Newswise — With the number of preventable diabetes-linked lower-limb amputations and risks of diabetes-caused blindness and vision loss skyrocketing in New York, health advocates and diabetes patients gathered in front of Gov. Hochul’s Manhattan office today to call on her to declare a state diabetes health emergency to tackle the chronic disease that afflicts two million state residents.
The unprecedented diabetes epidemic – which disproportionately afflicts Black, Latino and poor residents in vulnerable communities – has been allowed to rage virtually unchecked as the state and federal governments have cut funding for cost-effective, evidence-based self-management programs that lower blood sugar levels and could save thousands of lives and billions of tax dollars.
With amputations increasing at nearly the double the national rate, an estimated 24,000 New Yorkers lost their legs or feet to diabetes between 2009 and 20017 – the last year the state has reported the data, as required by federal regulations. Anecdotal reporting suggests that appalling rate of preventable amputations has increased by an additional 26,000 since the COVID pandemic hit, bringing the total to 50,000.
“We know that these amputations are highly preventable, as are all the other health pathologies afflicting those with diabetes,” said Chris Norwood, Executive Director of Bronx-based Health People which saw dramatic improvements in diabetic symptoms in 2,000 people who took part in the Diabetes Self-Management Program (DSMP) DSMP before state and federal funding for the average $900 per patient cost ended just as the COVID pandemic hit.
Norwood released a report entitled “New York State Diabetes-Related Amputations: A Horror Story” which will be submitted to the governor along with a petition from community-based health groups calling on Hochul to declare the diabetes health emergency, along the lines of earlier emergency declarations covering COVID, mpox, polio and HIV-AIDS.
And it is not only amputations that provide evidence of dire health consequences from the preventable and reversible chronic disease.
- With the state failing to assure people with diabetes receive the early self-care education to lower blood sugar that is the strongest preventive of blindness, New York is facing an unprecedented tsunami of vision impairment and blindness cases as, over time 60% of these patients develop eye disease
- There has been an increase in diabetes cases requiring costly and draining dialysis treatment, which at upwards of $60,000 annually in cost, is covered by government-backed insurance programs while the less costly community-delivered self-management is not.

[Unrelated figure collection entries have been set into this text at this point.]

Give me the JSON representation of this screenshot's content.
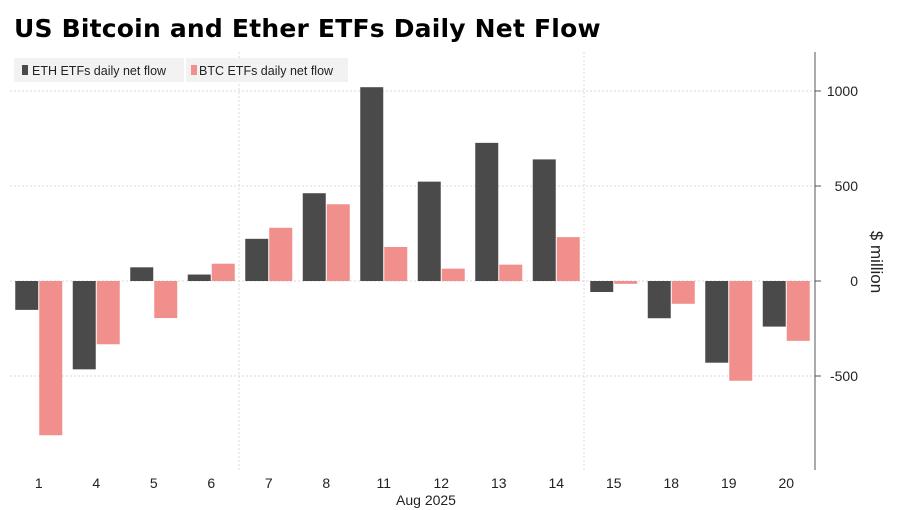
{
  "title": "US Bitcoin and Ether ETFs Daily Net Flow",
  "colors": {
    "eth": "#4a4a4a",
    "btc": "#f08f8c",
    "grid": "#d9d9d9",
    "axis": "#555555"
  },
  "chart_data": {
    "type": "bar",
    "categories": [
      "1",
      "4",
      "5",
      "6",
      "7",
      "8",
      "11",
      "12",
      "13",
      "14",
      "15",
      "18",
      "19",
      "20"
    ],
    "xlabel": "Aug 2025",
    "ylabel": "$ million",
    "ylim": [
      -1000,
      1200
    ],
    "yticks": [
      1000,
      500,
      0,
      -500
    ],
    "grid": true,
    "legend_position": "top-left",
    "series": [
      {
        "name": "ETH ETFs daily net flow",
        "color": "#4a4a4a",
        "values": [
          -152,
          -465,
          72,
          34,
          222,
          462,
          1020,
          523,
          727,
          640,
          -58,
          -196,
          -430,
          -240
        ]
      },
      {
        "name": "BTC ETFs daily net flow",
        "color": "#f08f8c",
        "values": [
          -812,
          -333,
          -195,
          91,
          280,
          404,
          179,
          65,
          86,
          231,
          -15,
          -120,
          -525,
          -315
        ]
      }
    ]
  }
}
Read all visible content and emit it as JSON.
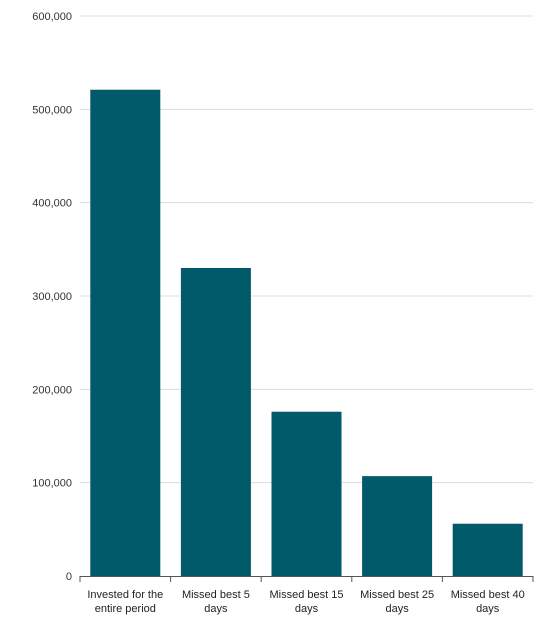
{
  "chart_data": {
    "type": "bar",
    "categories": [
      "Invested for the entire period",
      "Missed best 5 days",
      "Missed best 15 days",
      "Missed best 25 days",
      "Missed best 40 days"
    ],
    "category_lines": [
      [
        "Invested for the",
        "entire period"
      ],
      [
        "Missed best 5",
        "days"
      ],
      [
        "Missed best 15",
        "days"
      ],
      [
        "Missed best 25",
        "days"
      ],
      [
        "Missed best 40",
        "days"
      ]
    ],
    "values": [
      521000,
      330000,
      176000,
      107000,
      56000
    ],
    "ylim": [
      0,
      600000
    ],
    "yticks": [
      0,
      100000,
      200000,
      300000,
      400000,
      500000,
      600000
    ],
    "ytick_labels": [
      "0",
      "100,000",
      "200,000",
      "300,000",
      "400,000",
      "500,000",
      "600,000"
    ],
    "grid": true,
    "bar_color": "#005a6a",
    "grid_color": "#dcdcdc",
    "axis_color": "#555555"
  }
}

Lower-limb amputations, costing upwards of $200,000 per patient, are also covered by government-based insurance, while clinical reforms and patient education that can slash the number of amputations receive no state funding.
- Doctors are seeing a shocking rise in Type 2 diabetes – which is generally called adult-onset diabetes – in teenagers, far younger than previously seen with what has traditionally been called “adult-onset diabetes.”

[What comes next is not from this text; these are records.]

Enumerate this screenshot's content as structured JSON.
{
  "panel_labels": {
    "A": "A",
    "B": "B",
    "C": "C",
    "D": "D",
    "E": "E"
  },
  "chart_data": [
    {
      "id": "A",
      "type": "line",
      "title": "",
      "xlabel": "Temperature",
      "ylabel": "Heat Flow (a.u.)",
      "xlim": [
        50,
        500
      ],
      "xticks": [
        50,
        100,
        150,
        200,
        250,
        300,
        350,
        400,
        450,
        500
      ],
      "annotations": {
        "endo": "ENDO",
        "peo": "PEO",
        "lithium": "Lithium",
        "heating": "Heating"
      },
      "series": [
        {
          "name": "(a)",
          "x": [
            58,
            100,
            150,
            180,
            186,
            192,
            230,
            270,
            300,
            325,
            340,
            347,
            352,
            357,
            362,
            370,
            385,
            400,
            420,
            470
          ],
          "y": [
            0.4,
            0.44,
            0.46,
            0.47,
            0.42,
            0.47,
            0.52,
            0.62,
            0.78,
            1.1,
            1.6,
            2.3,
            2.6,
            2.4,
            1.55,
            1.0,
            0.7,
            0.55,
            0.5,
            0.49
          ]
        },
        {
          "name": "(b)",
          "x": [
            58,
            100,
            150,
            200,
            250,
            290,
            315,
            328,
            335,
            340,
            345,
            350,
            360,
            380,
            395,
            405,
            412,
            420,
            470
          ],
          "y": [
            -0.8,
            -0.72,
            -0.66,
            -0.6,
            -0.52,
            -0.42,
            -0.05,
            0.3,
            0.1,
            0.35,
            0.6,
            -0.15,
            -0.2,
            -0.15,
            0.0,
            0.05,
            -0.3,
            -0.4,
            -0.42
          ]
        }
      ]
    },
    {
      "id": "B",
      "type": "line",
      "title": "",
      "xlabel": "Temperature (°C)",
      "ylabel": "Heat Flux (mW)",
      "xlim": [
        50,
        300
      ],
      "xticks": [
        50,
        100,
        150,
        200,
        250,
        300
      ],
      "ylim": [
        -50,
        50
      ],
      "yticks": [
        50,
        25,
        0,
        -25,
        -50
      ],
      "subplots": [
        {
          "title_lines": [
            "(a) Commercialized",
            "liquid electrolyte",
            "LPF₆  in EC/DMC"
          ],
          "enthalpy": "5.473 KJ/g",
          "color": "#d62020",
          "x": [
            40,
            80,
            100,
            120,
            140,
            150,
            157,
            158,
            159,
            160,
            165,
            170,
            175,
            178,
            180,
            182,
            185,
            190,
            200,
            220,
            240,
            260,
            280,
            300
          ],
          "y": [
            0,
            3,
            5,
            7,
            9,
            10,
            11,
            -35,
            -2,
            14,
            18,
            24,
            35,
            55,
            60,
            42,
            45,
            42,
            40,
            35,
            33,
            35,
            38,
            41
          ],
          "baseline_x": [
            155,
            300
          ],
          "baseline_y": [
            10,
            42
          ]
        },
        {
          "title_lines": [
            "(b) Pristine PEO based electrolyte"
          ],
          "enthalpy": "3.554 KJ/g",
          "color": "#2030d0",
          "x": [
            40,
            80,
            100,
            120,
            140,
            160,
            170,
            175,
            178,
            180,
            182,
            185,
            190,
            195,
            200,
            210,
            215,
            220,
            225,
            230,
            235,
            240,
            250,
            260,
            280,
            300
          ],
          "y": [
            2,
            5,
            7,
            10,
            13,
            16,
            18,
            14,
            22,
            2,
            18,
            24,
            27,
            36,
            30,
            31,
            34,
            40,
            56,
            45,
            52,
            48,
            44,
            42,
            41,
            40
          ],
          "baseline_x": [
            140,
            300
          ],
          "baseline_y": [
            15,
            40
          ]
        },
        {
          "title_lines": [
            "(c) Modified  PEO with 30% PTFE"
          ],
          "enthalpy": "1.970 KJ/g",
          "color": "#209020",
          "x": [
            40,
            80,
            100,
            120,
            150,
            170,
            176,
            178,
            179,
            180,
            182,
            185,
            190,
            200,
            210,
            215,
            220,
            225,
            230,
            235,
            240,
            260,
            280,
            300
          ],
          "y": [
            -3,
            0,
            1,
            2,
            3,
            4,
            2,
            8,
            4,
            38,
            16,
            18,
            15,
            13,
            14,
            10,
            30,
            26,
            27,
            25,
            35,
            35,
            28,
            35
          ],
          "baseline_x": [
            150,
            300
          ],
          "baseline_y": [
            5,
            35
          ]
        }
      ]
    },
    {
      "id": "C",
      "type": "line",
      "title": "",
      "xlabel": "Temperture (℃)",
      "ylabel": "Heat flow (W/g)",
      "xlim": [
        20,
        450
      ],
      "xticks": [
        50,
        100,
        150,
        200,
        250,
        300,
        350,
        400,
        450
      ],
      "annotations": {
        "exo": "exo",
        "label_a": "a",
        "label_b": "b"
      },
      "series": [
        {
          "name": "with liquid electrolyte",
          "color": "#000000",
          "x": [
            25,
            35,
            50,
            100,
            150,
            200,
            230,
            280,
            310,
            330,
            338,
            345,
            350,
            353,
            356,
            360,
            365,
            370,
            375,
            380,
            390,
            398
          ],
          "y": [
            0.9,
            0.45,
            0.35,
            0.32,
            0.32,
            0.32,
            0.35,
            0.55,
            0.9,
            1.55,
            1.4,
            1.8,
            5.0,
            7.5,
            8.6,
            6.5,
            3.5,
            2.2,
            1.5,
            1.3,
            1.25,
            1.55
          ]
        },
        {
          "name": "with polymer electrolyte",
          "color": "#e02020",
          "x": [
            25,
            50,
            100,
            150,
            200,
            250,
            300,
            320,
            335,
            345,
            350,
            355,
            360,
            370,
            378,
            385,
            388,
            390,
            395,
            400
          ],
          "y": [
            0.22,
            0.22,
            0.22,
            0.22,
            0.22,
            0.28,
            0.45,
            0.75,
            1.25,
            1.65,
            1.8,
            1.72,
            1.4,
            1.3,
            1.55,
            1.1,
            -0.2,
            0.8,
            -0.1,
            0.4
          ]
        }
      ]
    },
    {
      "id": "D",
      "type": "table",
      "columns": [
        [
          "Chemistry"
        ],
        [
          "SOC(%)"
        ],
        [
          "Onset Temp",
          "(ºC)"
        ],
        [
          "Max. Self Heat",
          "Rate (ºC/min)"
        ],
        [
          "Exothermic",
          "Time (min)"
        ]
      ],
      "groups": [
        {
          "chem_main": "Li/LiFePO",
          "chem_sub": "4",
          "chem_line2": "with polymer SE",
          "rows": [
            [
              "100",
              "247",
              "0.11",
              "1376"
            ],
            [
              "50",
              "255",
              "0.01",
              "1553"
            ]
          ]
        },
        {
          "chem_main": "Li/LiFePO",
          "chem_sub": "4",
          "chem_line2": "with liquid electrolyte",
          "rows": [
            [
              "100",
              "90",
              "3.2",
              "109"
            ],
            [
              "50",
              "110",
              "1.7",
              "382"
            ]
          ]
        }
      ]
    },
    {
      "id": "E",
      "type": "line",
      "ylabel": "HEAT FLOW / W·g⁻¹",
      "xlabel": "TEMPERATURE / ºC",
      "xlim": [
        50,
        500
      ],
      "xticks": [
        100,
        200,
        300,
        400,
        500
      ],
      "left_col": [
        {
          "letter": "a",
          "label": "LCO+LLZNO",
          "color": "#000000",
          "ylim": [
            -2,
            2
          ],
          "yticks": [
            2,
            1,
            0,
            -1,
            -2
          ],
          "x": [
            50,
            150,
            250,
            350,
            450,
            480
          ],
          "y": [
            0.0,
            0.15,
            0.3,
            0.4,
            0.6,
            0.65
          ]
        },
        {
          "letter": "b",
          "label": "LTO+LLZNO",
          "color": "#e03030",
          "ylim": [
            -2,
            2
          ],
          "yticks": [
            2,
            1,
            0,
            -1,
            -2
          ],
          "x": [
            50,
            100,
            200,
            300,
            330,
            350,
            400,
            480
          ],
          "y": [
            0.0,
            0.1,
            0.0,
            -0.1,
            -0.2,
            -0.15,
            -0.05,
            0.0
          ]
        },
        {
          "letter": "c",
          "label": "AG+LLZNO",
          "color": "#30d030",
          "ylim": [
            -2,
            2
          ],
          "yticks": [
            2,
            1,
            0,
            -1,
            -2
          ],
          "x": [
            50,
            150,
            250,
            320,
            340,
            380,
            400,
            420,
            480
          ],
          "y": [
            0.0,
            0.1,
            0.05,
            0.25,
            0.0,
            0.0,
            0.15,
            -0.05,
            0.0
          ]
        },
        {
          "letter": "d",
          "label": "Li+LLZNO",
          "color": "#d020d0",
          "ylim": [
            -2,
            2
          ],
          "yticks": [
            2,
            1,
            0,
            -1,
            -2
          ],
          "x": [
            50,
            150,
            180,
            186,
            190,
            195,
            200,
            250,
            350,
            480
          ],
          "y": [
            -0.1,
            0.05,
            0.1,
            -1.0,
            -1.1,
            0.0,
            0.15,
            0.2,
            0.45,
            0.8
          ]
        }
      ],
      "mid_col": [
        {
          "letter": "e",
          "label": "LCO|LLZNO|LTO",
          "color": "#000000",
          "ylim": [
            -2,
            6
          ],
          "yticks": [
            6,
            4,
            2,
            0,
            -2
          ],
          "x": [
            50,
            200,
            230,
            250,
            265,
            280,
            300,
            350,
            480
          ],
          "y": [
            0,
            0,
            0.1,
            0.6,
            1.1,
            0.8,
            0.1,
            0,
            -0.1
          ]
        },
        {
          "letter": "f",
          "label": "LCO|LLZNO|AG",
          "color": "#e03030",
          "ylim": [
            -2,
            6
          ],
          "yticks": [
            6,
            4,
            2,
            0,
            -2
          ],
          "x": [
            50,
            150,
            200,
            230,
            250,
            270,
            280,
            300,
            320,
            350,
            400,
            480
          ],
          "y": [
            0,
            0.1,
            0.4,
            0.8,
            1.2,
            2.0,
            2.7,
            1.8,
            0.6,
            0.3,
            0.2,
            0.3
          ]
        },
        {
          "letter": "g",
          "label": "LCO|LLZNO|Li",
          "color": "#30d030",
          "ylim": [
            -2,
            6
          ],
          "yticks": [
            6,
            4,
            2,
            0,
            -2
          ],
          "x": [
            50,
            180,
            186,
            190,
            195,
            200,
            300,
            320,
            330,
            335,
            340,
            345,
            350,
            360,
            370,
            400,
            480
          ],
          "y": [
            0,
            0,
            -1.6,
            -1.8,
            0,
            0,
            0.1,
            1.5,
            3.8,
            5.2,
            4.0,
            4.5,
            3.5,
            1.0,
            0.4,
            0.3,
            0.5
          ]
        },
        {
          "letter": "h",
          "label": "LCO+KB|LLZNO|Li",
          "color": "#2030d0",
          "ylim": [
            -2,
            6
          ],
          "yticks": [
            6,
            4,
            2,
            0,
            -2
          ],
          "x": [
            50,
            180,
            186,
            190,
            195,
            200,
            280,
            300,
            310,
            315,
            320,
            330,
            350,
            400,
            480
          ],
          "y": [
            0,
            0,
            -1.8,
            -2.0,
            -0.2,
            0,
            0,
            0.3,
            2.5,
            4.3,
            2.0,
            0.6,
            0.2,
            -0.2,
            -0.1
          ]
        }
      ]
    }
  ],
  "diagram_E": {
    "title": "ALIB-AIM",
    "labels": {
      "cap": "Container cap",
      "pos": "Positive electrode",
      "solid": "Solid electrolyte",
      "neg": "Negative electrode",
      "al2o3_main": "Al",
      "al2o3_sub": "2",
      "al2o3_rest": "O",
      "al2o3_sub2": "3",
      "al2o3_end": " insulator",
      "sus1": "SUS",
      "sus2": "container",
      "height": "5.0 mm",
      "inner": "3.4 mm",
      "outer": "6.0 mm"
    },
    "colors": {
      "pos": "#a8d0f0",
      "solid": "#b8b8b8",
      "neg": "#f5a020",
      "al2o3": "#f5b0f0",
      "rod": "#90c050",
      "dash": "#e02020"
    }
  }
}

New York City alone saw a 356 percent increase in diabetes-linked deaths in the early months of the pandemic, increases which were the highest in the nation.
Under the emergency, the state would prioritize tackling the diabetes epidemic by the community and clinical strategies used to combat other epidemics including:
- Intensive public outreach and education with the priority of enabling community groups in diabetes-impacted communities to provide proven diabetes prevention and self-care education throughout the community
- Tailored clinical initiatives especially focusing on prevention of terrible complications like amputation, blindness and severe kidney disease
- Requesting a federal waiver so sugary soda and drinks are excluded from eligibility for tax-supported purchase through SNAP (Supplemental Nutrition Assistance Program, better known as food stamps), to minimize excess sugar intake among the population most at risk for diabetes
“Diabetes has been the worst health emergency in New York’s low-income communities for 20 years yet through more than four administrations, the state has refused to comprehensively plan to control or implement strategies and programs well known to both outright prevent diabetes, and prevent terrible complications like amputation, blindness and kidney failure when people do have diabetes,” said C. Virginia Fields, President and CEO of the National Black Leadership Coalition on Health (Black Health.)
“New York State can readily end this cruel indifference and has the funds to start massive state-wide diabetes self-education provided in diabetes-overwhelmed communities, institute clinical reforms and assist its many counties both upstate and downstate reeling from diabetes to launch effective diabetes control as it has done for multiple other epidemics,” Fields said.
The savings that follow implementing programs such as diabetes self-management education can be measured not only in lives saved, but billions of dollars in taxpayer dollars that do not have to be spent. New York State’s highest-in-the-nation Medicaid spending is fueled largely by a reported annual cost of more than $13 billion in “excess diabetes costs” (Medicaid costs beyond what are needed for patients without diabetes), or $15,336 per patient. That compares to an annual cost of $9,601 per diabetes case nationally.
“We are requesting that New York finally address diabetes, which has long been our worst epidemic, the same or better than what it has done for other epidemics, and for our Governor to fulfill her stated vow, to fight racism in health by confronting the devastating disaster of disability and death that diabetes is causing in Black and Brown communities,” said Rev. John Williams, President CEO of Brooklyn-based New Creation Community Health Empowerment Inc.